Tuesday, January 20, 2015


January 20, 2015

Amazing dreams, which continued even after I got up to go to the bathroom and lay down again. I was supposed to read the scripture at church, but nobody had given me a copy of it, and nobody had a bible, and nobody could find it, so finally the stylish girl who married Ted Esker in high school–Joyce Cerneva–how did I remember that?-- gave me a sheet of paper on which was a cryptic message, and not scripture at all. It was a single line of a piece meant to explain how I had lost all I lost (I don’t remember what all that was) and most especially why Ellen abandoned me.

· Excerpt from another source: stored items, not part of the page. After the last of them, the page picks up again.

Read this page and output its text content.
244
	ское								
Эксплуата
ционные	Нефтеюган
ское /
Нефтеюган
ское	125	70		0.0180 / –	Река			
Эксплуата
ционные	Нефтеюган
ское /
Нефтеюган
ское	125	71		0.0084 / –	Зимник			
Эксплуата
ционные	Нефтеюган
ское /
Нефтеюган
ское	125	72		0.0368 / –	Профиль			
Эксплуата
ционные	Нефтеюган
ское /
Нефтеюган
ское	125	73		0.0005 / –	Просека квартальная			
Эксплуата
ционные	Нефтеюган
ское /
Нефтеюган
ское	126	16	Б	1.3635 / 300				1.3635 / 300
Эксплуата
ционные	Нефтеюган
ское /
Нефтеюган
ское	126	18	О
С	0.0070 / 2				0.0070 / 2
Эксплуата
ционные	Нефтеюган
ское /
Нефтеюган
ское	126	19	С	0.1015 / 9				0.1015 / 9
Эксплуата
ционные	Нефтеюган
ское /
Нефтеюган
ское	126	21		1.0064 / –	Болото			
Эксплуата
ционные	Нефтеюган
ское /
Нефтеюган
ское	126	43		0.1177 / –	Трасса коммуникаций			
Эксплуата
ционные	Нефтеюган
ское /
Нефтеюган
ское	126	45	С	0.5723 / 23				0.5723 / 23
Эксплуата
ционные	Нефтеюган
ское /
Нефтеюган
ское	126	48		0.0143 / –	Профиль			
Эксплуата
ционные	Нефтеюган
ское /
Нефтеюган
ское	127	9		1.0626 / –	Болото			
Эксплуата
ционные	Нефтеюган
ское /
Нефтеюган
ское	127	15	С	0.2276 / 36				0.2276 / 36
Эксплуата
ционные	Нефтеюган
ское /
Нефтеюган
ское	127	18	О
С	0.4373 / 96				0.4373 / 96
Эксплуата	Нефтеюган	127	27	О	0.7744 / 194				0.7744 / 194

Ellen was waiting for me in the street to confirm that the information I needed would be mine if I found the rest of the passage. She seemed angry that I asked her directly what the matter was rather than trying to find the mysterious excerpt. Off I went. The final adventure (some has faded since waking) was at a huge open air theater, where a sort of gay Native American celebration was going on. People did Eagle Dances and made magic potions, and we had sing-alongs, and I encouraged the man next to me in his hard-to-explain now visual experiments, and on a wall where I had gone to find a bathroom (the first indication that I needed to do that in real life) I found the passage. It did, indeed, answer my questions. I don’t remember what it said now, but the number 24 was extremely important, and was the last revelation or the last clue. When I started quoting it to people, they realized it was the answer to their perplexities as well.

My dreams are oddly rich in lesbians.

Made pea soup for invalid J and overworked L. I didn’t taste it. Hope it wasn’t nasty.